Combining an AOT compiler from X to Y with an interpreter for Y. Here, typically X is some higher-level language optimized for readability by humans, whereas Y is a compact language (often some kind of bytecode) optimized for interpretability by machines. For example, the CPython Python execution engine has an AOT compiler that compiles Python sourcecode to CPython bytecode and an interpreter that interprets CPython bytecode. Likewise, the YARV Ruby execution engine has an AOT compiler that compiles Ruby sourcecode to YARV bytecode and an interpreter that interprets YARV bytecode. Why would you want to do that? Ruby and Python are both very high-level and somewhat complex languages, so we first compile them into a language that is easier to parse and easier to interpret, and then interpret that language.
The other way to combine an interpreter and a compiler is a mixed-mode execution engine. Here, we "mix" two "modes" of implementing the same language together, i.e. an interpreter for X and a JIT compiler from X to Y. (So, the difference here is that in the above case, we had multiple "stages" with the compiler compiling the program and then feeding the result into the interpreter, here we have the two working side-by-side on the same language.) Code that has been compiled by a compiler tends to run faster than code that is executed by an interpreter, but actually compiling the code first takes time (and particularly, if you want to heavily optimize the code to run really fast, it takes a lot of time). So, to bridge this time where the JIT compiler is busy compiling the code, the interpreter can already start running the code, and once the JIT is finished compiling, we can switch execution over to the compiled code. This means that we get both the best possible performance of the compiled code, but we don't have to wait for the compilation to finish, and our application starts running straight away (although not as fast as could be).

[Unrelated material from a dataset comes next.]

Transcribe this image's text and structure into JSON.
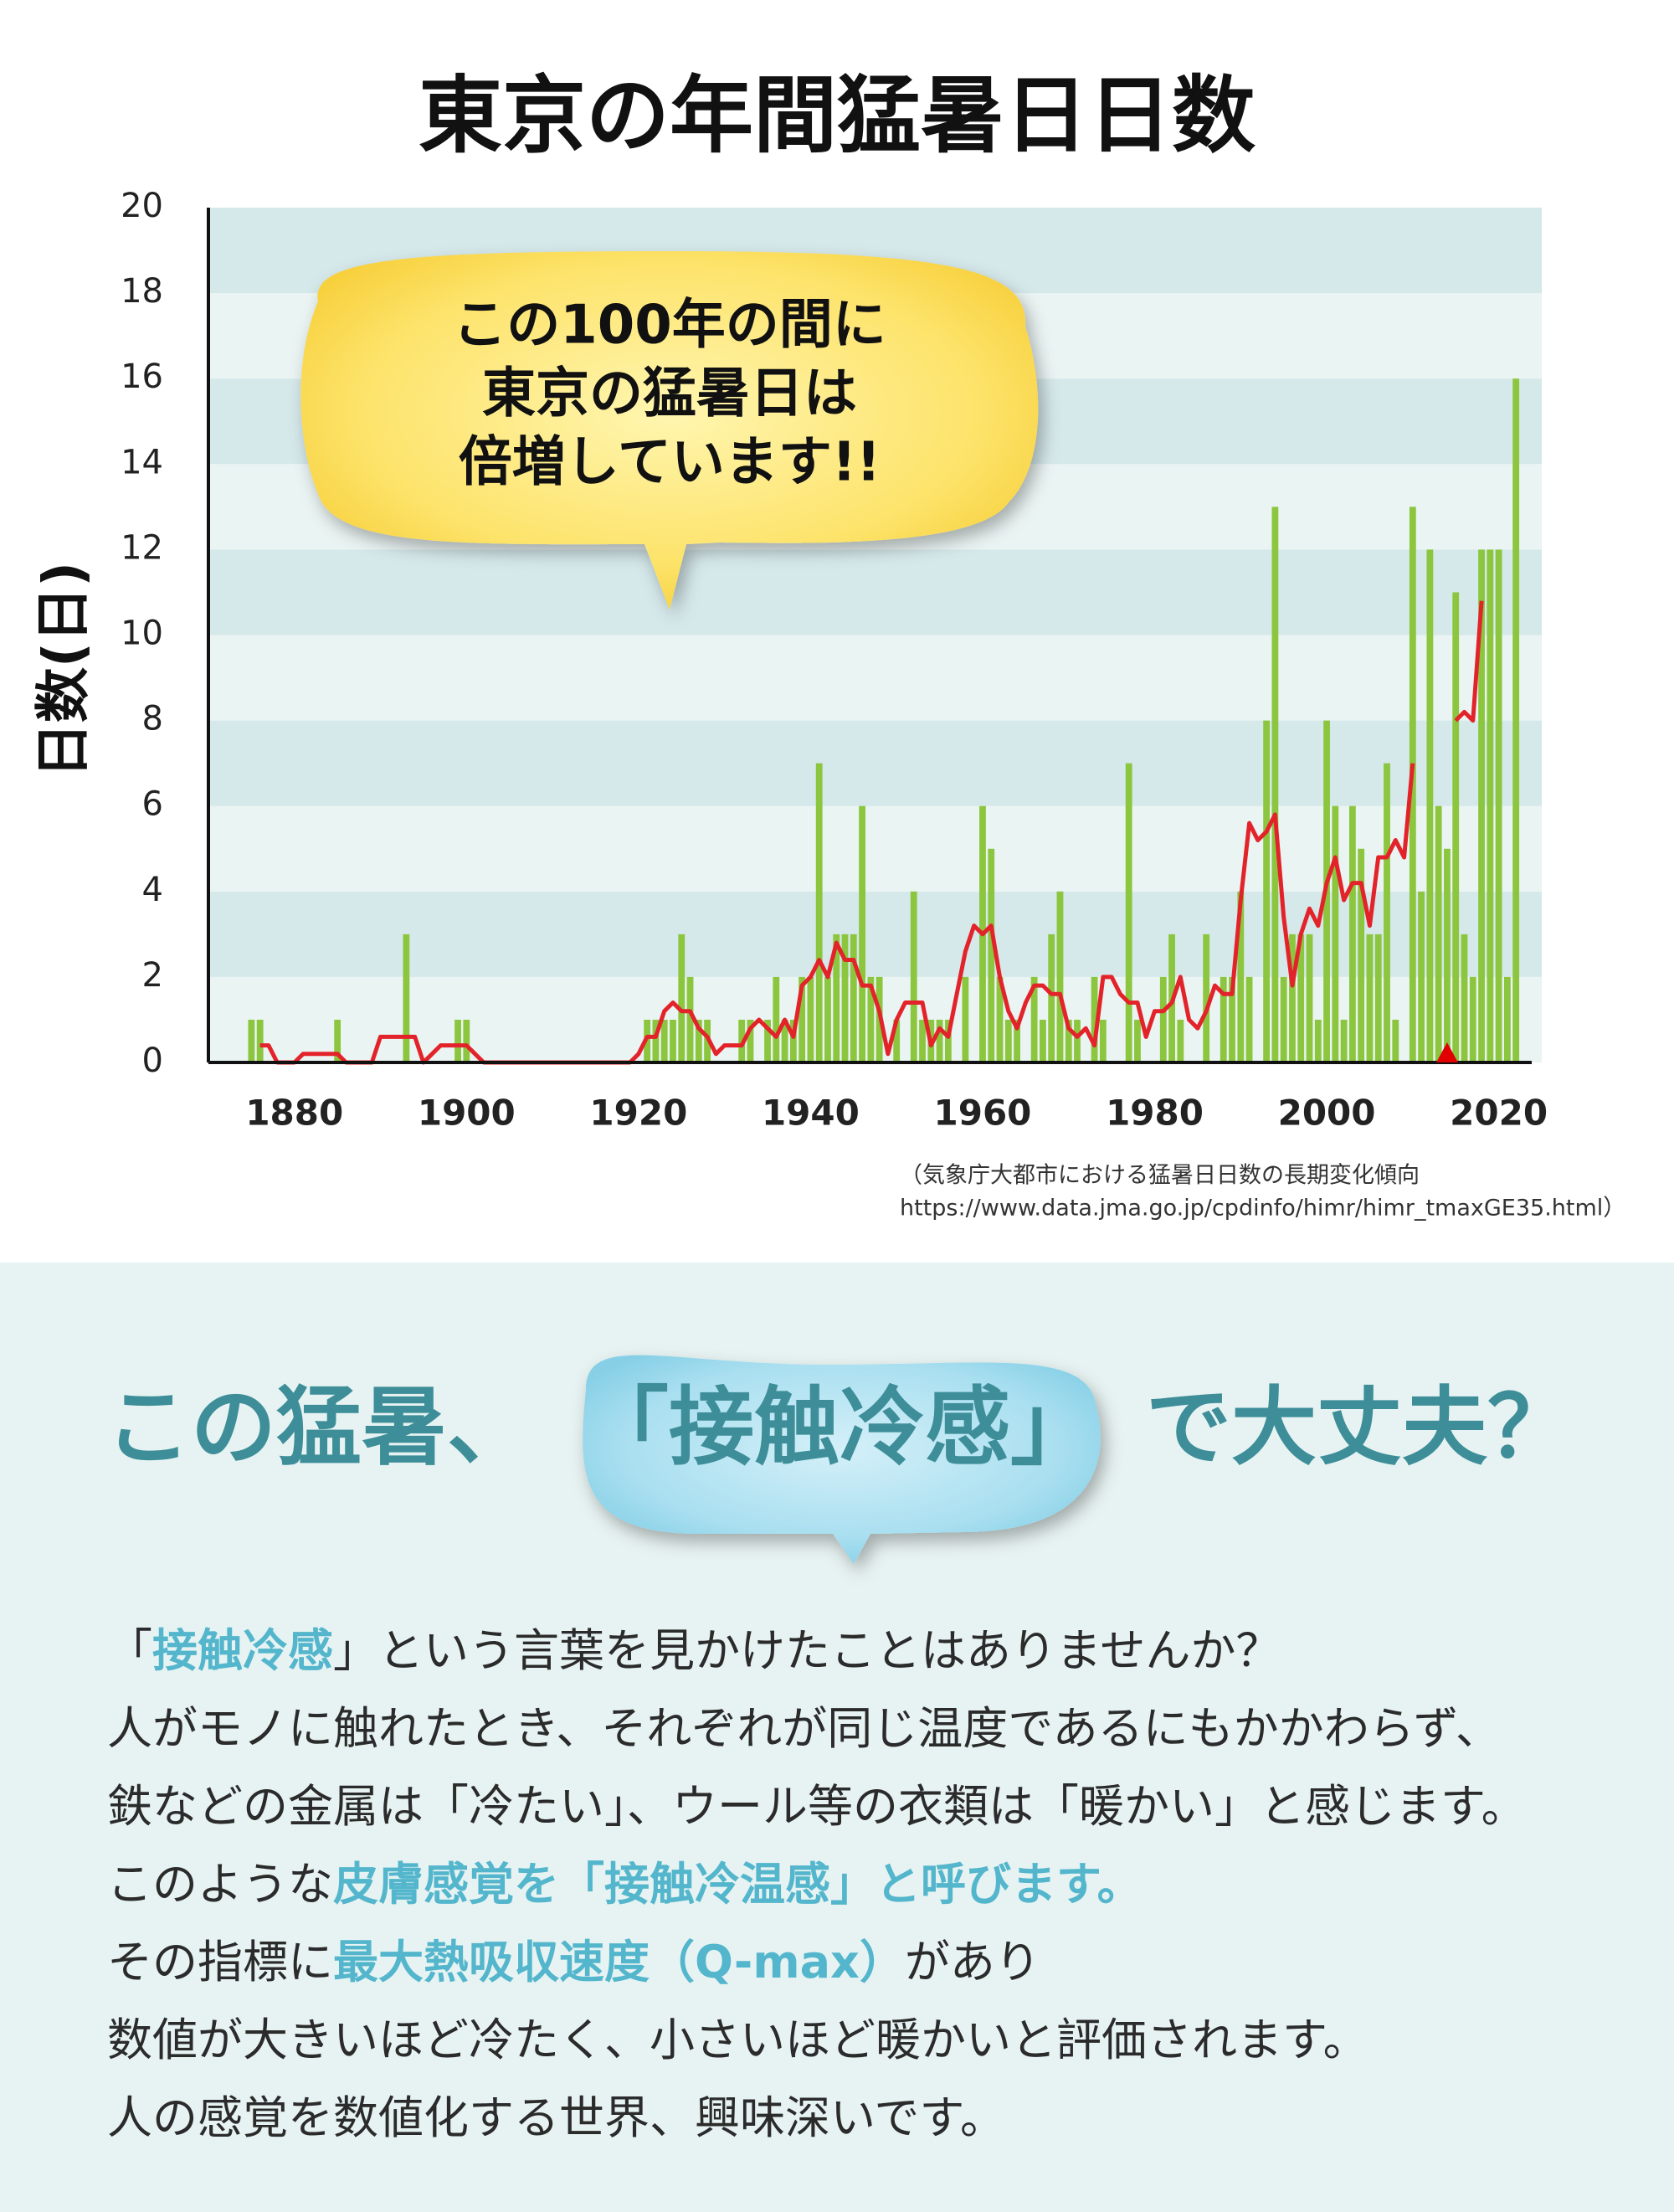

This is actually just the simplest possible application of a mixed-mode execution engine. More interesting possibilities are, for example, to not start compiling right away, but let the interpreter run for a bit, and collect statistics, profiling information, type information, information about the likelihood of which specific conditional branches are taken, which methods are called most often etc. and then feed this dynamic information to the compiler so that it can generate more optimized code. This is also a way to implement the de-optimization I talked about above: if it turns out that you were too aggressive in optimizing, you can throw away (a part of) the code and revert back to interpreting. The HotSpot JVM does this, for example. It contains both an interpreter for JVM bytecode as well as a compiler for JVM bytecode. (In fact, it actually contains two compilers!)
It is also possible and in fact common to combine those two approaches: two phases with the first being an AOT compiler that compiles X to Y and the second phase being a mixed-mode engine that both interprets Y and compiles Y to Z. The Rubinius Ruby execution engine works this way, for example: it has an AOT compiler that compiles Ruby sourcecode to Rubinius bytecode and a mixed-mode engine that first interprets Rubinius bytecode and once it has gathered some information compiles the most often called methods into native machine code.
Note that the role that the interpreter plays in the case of a mixed-mode execution engine, namely providing fast startup, and also potentially collecting information and providing fallback capability may alternatively also be played by a second JIT compiler.
This is how the second generation of Google's V8 ECMAScript engine worked, for example. This generation of V8 never interprets, it always compiles. The first compiler is a very fast, very slim compiler that starts up very quick. The code it produces isn't very fast, though. This compiler also injects profiling code into the code it generates. The other compiler is slower and uses more memory, but produces much faster code, and it can use the profiling information collected by running the code compiled by the first compiler.